Something definitely wasn’t right.

The eyes of the shaved-headed boy grounded me as I connected with them. Smirking slyly despite being trapped behind those thick glass walls, he mouthed one word to me: “Escape.”

More gasps arose as Cyrus twitched on the floor. His eyes opened with a violent snap, and he inhaled. After a moment of stillness, Salazar looked up at the crowd in relief.

“See! He’s—”

Before the lead scientist could finish, his body was propelled ten feet down the corridor, cushioned by several others. Immediately, the soldiers pulled their rifles on the telekinetic culprit.

“No!” I heard myself scream as I barged into one of them, pushing him to the ground. Cyrus thrust back the others with a shriek of psychic will. A glance of gratitude was sufficient before he turned and ran. To my utter astonishment, I ran right after him, through the startled scientists and away from the soldiers retrieving their weapons. Bullets sang as we turned the corner, with a plea from Salazar echoing through the commotion.

“Stop! You can’t kill him!”

We darted through the labs without time to look back, only pausing to make a choice at each intersection. But the corridors were eerily empty, and there wasn’t an end in sight, only more corners. We were rats scurrying through a labyrinth, yet we ran nonetheless. We ran until we were breathless. We ran until we were convinced we were running in circles, for there were no scientists and no exits—not even any doors! Soon, there wasn’t a sound but our own heavy breath.

“We need to get out of here!” Cyrus bent over with exhaustion at a four-way intersection. “Where’s the way out?”

“I thought you knew,” I said, still in disbelief.

“My mind is not right, Samuel. But you’ve been here the longest.” His eyes glowed, a fiery red swirling around his pupils. “Samuel?”

“I . . . I can’t remember.”

“Come on, Samuel. Trust your gut. It has to be in there somewhere.”

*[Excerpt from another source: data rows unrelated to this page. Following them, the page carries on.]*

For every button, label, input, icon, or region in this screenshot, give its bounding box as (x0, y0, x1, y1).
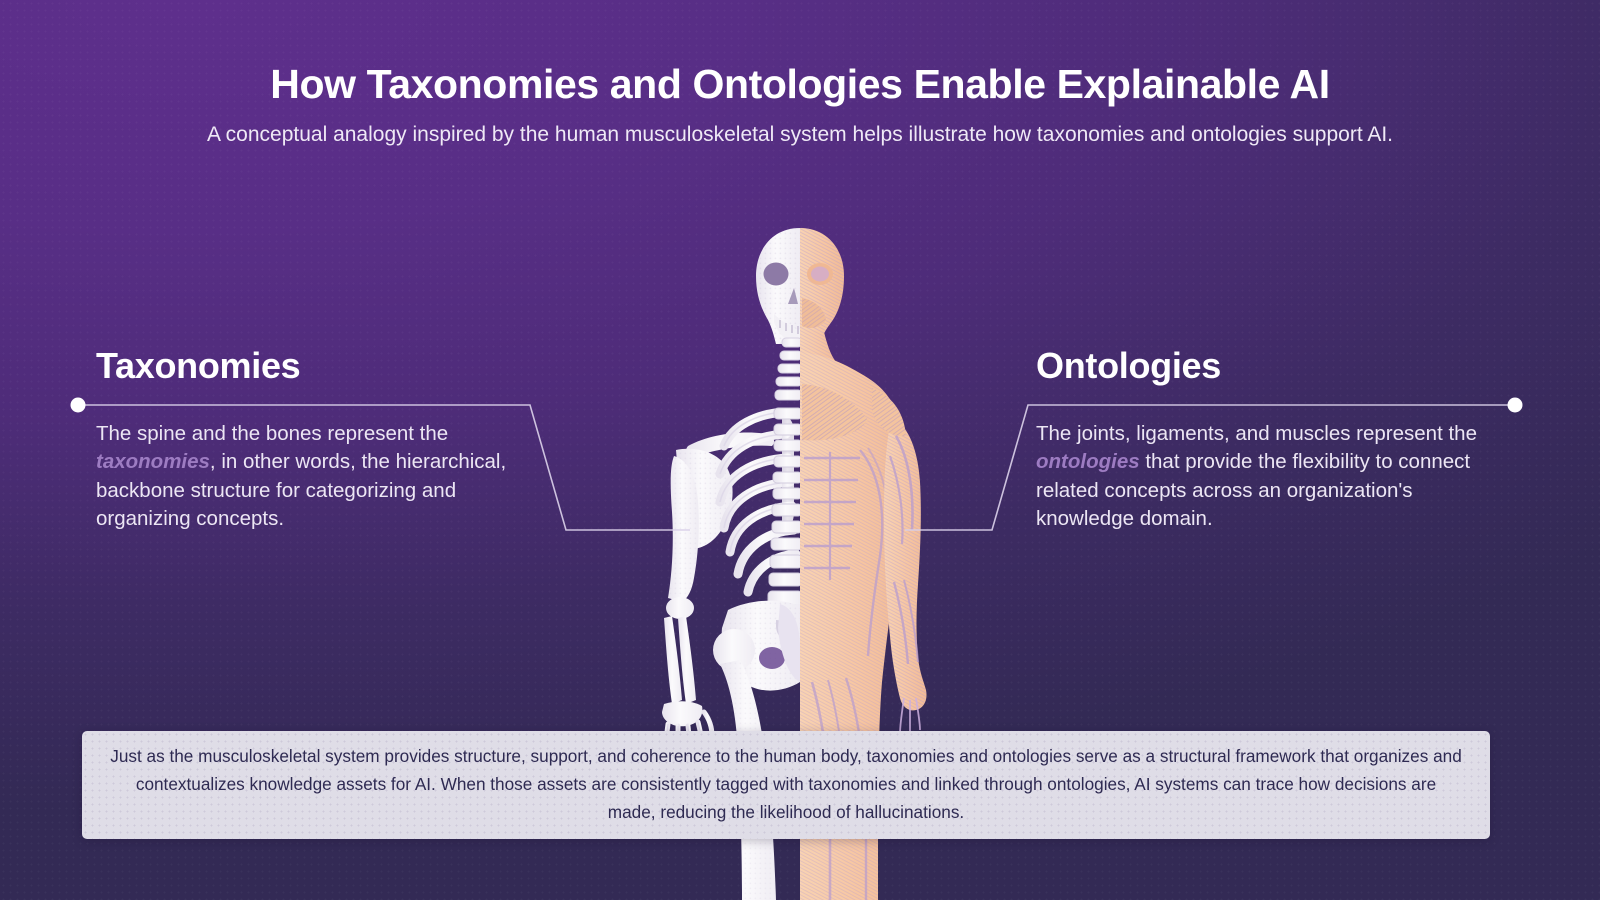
taxonomies-panel: Taxonomies The spine and the bones repre… (96, 348, 566, 533)
summary-caption-text: Just as the musculoskeletal system provi… (110, 743, 1462, 827)
taxonomies-body: The spine and the bones represent the ta… (96, 420, 526, 533)
page-title: How Taxonomies and Ontologies Enable Exp… (0, 62, 1600, 106)
taxonomies-body-prefix: The spine and the bones represent the (96, 422, 448, 445)
right-leader-dot (1508, 398, 1523, 413)
ontologies-body: The joints, ligaments, and muscles repre… (1036, 420, 1484, 533)
ontologies-highlight: ontologies (1036, 450, 1140, 473)
ontologies-body-prefix: The joints, ligaments, and muscles repre… (1036, 422, 1477, 445)
taxonomies-heading: Taxonomies (96, 348, 566, 384)
header: How Taxonomies and Ontologies Enable Exp… (0, 0, 1600, 150)
ontologies-panel: Ontologies The joints, ligaments, and mu… (1036, 348, 1506, 533)
ontologies-heading: Ontologies (1036, 348, 1506, 384)
infographic-canvas: How Taxonomies and Ontologies Enable Exp… (0, 0, 1600, 900)
taxonomies-highlight: taxonomies (96, 450, 210, 473)
left-leader-dot (71, 398, 86, 413)
summary-caption-box: Just as the musculoskeletal system provi… (82, 731, 1490, 839)
page-subtitle: A conceptual analogy inspired by the hum… (130, 120, 1470, 150)
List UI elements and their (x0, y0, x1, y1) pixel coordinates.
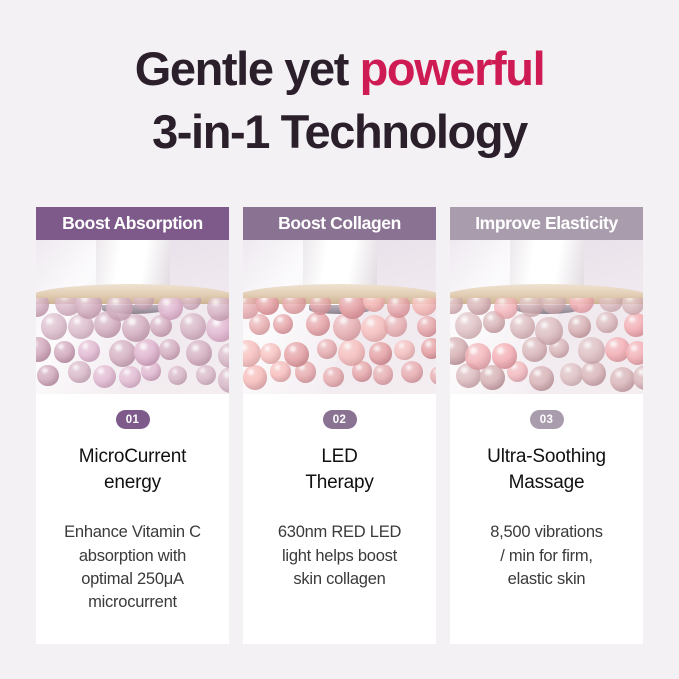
card-title: LED Therapy (305, 444, 373, 496)
card-figure-microcurrent (36, 240, 229, 394)
feature-card: Boost Collagen 02 LED Therapy 630nm RED … (243, 207, 436, 644)
step-badge-02: 02 (323, 410, 357, 429)
headline-accent-text: powerful (360, 42, 545, 95)
card-description: 8,500 vibrations / min for firm, elastic… (490, 521, 603, 591)
headline-line1: Gentle yet powerful (135, 42, 545, 95)
feature-card: Improve Elasticity 03 Ultra-Soothing Mas… (450, 207, 643, 644)
dermis-sphere-field (243, 298, 436, 394)
card-body: 02 LED Therapy 630nm RED LED light helps… (243, 394, 436, 644)
feature-card-list: Boost Absorption 01 MicroCurrent energy … (36, 207, 644, 644)
headline-plain-text: Gentle yet (135, 42, 360, 95)
card-body: 03 Ultra-Soothing Massage 8,500 vibratio… (450, 394, 643, 644)
card-title: MicroCurrent energy (79, 444, 186, 496)
card-description: 630nm RED LED light helps boost skin col… (278, 521, 401, 591)
card-header-boost-collagen: Boost Collagen (243, 207, 436, 240)
card-header-improve-elasticity: Improve Elasticity (450, 207, 643, 240)
step-badge-01: 01 (116, 410, 150, 429)
headline-line2: 3-in-1 Technology (0, 101, 679, 164)
dermis-sphere-field (450, 298, 643, 394)
card-header-boost-absorption: Boost Absorption (36, 207, 229, 240)
card-description: Enhance Vitamin C absorption with optima… (64, 521, 201, 614)
dermis-sphere-field (36, 298, 229, 394)
step-badge-03: 03 (530, 410, 564, 429)
card-title: Ultra-Soothing Massage (487, 444, 606, 496)
card-figure-massage (450, 240, 643, 394)
card-body: 01 MicroCurrent energy Enhance Vitamin C… (36, 394, 229, 644)
feature-card: Boost Absorption 01 MicroCurrent energy … (36, 207, 229, 644)
page-title: Gentle yet powerful 3-in-1 Technology (0, 38, 679, 163)
card-figure-led-therapy (243, 240, 436, 394)
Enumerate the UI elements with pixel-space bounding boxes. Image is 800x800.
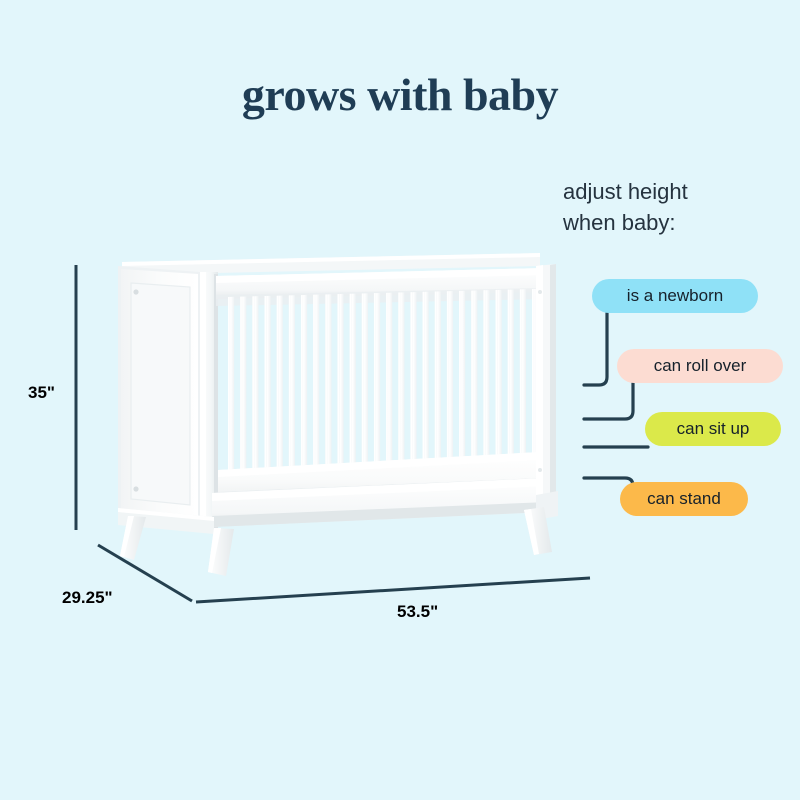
crib-slat-highlight bbox=[532, 289, 534, 480]
crib-slat-highlight bbox=[313, 295, 315, 493]
dimension-label-width: 53.5" bbox=[397, 602, 438, 622]
pill-is-a-newborn[interactable]: is a newborn bbox=[592, 279, 758, 313]
crib-slat-highlight bbox=[483, 290, 485, 483]
crib-slat-highlight bbox=[423, 292, 425, 486]
crib-slat-highlight bbox=[362, 293, 364, 489]
crib-slat-highlight bbox=[240, 297, 242, 497]
pill-can-stand[interactable]: can stand bbox=[620, 482, 748, 516]
crib-slat-highlight bbox=[228, 297, 230, 497]
crib-slat-highlight bbox=[435, 291, 437, 485]
dimension-line-width bbox=[196, 578, 590, 602]
crib-slat-highlight bbox=[264, 296, 266, 495]
crib-slat-highlight bbox=[508, 290, 510, 482]
crib-slat-highlight bbox=[447, 291, 449, 485]
crib-slat-highlight bbox=[386, 293, 388, 488]
pill-can-sit-up[interactable]: can sit up bbox=[645, 412, 781, 446]
crib-slat-highlight bbox=[520, 289, 522, 480]
crib-slat-highlight bbox=[496, 290, 498, 482]
connector-can-roll-over bbox=[584, 383, 633, 419]
callout-intro: adjust height when baby: bbox=[563, 176, 793, 238]
dimension-label-height: 35" bbox=[28, 383, 55, 403]
crib-slat-highlight bbox=[350, 294, 352, 491]
callout-intro-line-2: when baby: bbox=[563, 207, 793, 238]
connector-is-a-newborn bbox=[584, 313, 607, 385]
crib-slat-highlight bbox=[410, 292, 412, 487]
crib-left-end-panel bbox=[118, 266, 200, 520]
crib-slat-highlight bbox=[398, 292, 400, 487]
crib-slat-highlight bbox=[374, 293, 376, 489]
crib-slat-highlight bbox=[252, 296, 254, 495]
crib-slat-highlight bbox=[459, 291, 461, 484]
illustration-canvas: grows with baby adjust height when baby: bbox=[0, 0, 800, 800]
crib-slat-highlight bbox=[337, 294, 339, 491]
crib-slat-highlight bbox=[289, 295, 291, 493]
callout-intro-line-1: adjust height bbox=[563, 176, 793, 207]
page-title: grows with baby bbox=[0, 68, 800, 121]
crib-right-post bbox=[536, 264, 558, 520]
crib-slat-highlight bbox=[325, 294, 327, 491]
crib-slat-highlight bbox=[301, 295, 303, 493]
crib-slat-highlight bbox=[471, 291, 473, 484]
crib-slat-highlight bbox=[277, 296, 279, 495]
dimension-label-depth: 29.25" bbox=[62, 588, 113, 608]
pill-can-roll-over[interactable]: can roll over bbox=[617, 349, 783, 383]
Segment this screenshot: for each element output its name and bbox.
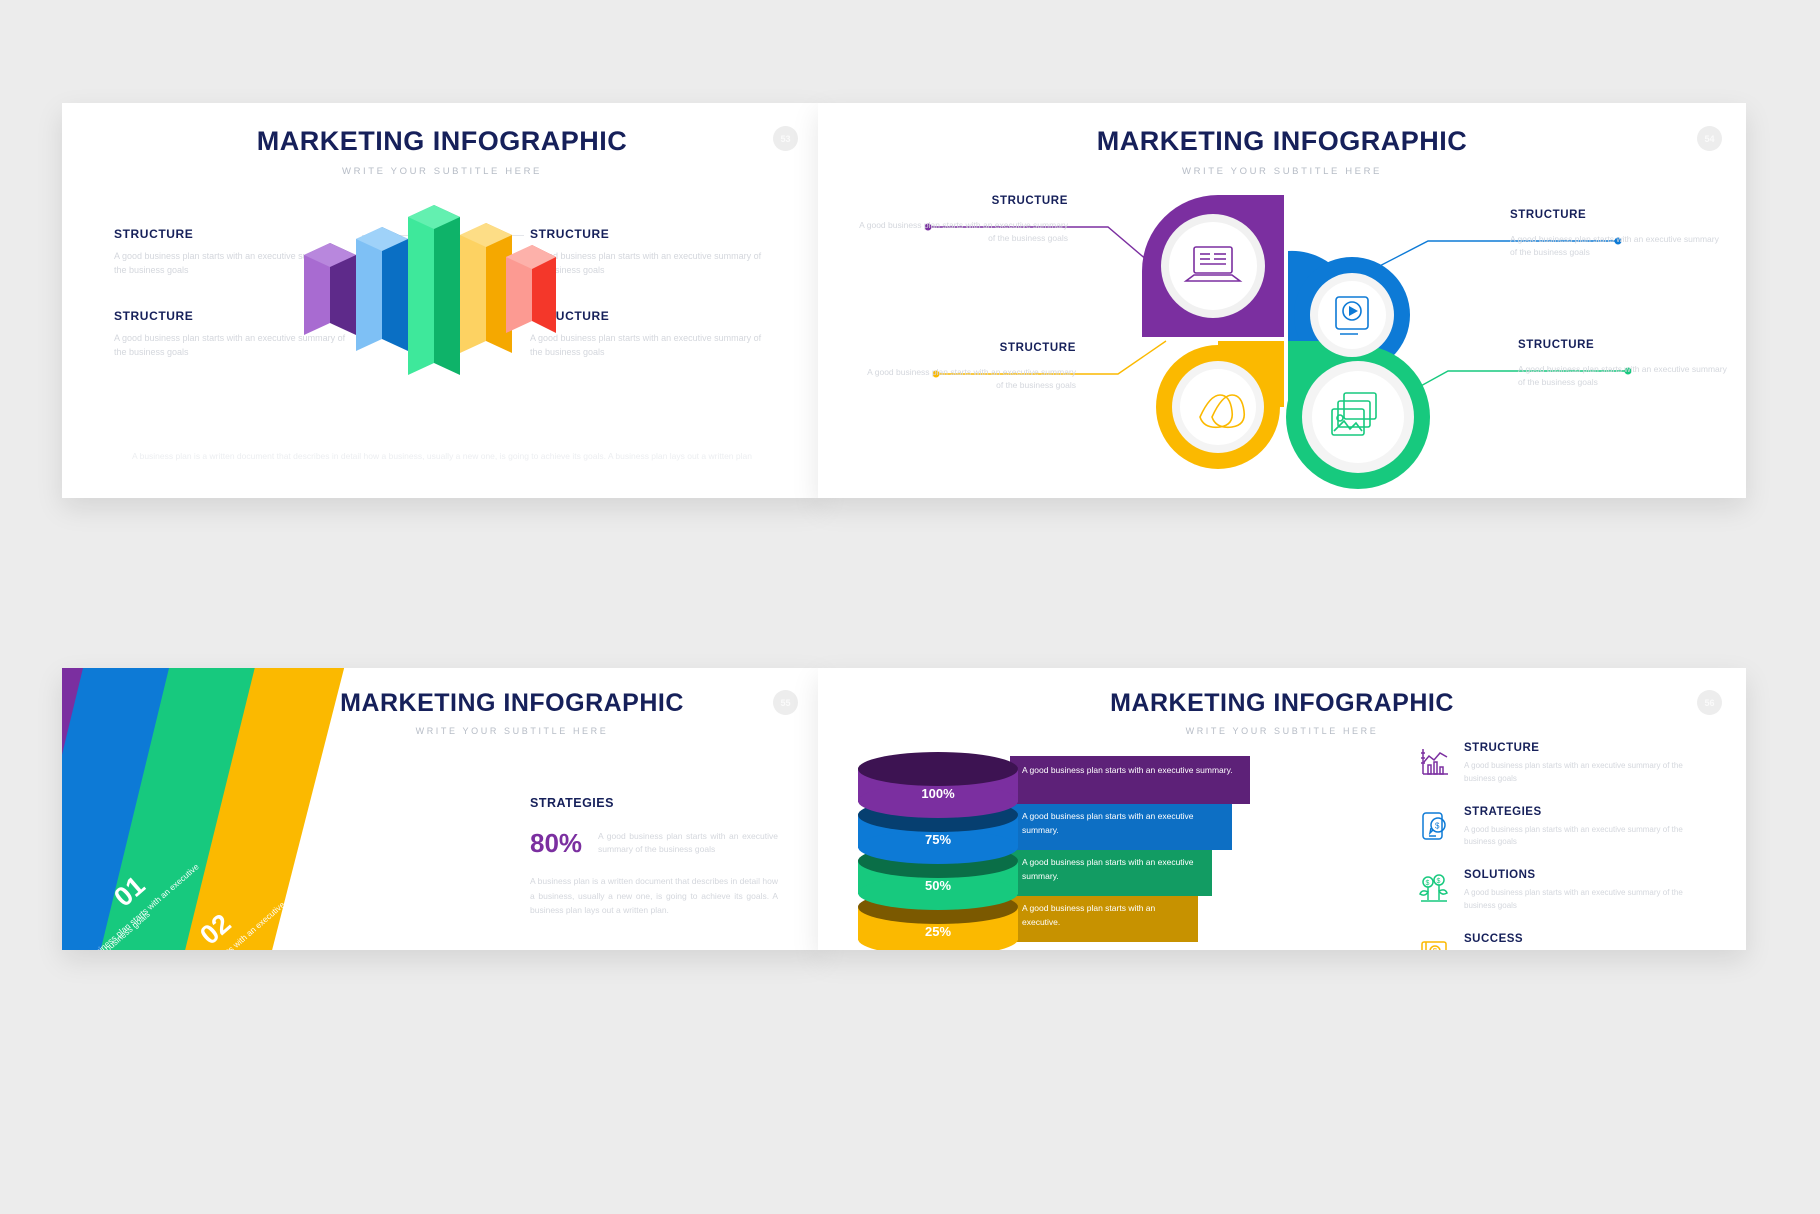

I stared at my palms as if they would provide an answer, and remarkably, I felt a sharp tingling in my right as a faint memory emerged through my dazed awareness.

“This way!”

We ran along our chosen path, not knowing where it would lead. But it wasn’t long before we noticed an unusual sight along the colorless walls: a blue wooden door, sanctuary from the storm. I wasn’t sure if I had ever seen this door, yet a part of me recognized it. I turned the handle; it was open.

“I guess we have no other choice,” Cyrus said. Voices and the sound of pounding feet closed in from either direction. I nodded, and we stepped through together.

As the door shut behind us, we found ourselves in what seemed like an old storage room, filled with so many dusty objects that I could barely make out the walls. Hurriedly, I approached a circular stone table sitting near the corner and attempted to drag it to the door. My arms were too weak. I gathered my strength before trying once more.

It lifted into the air with no effort at all. There it remained, levitating.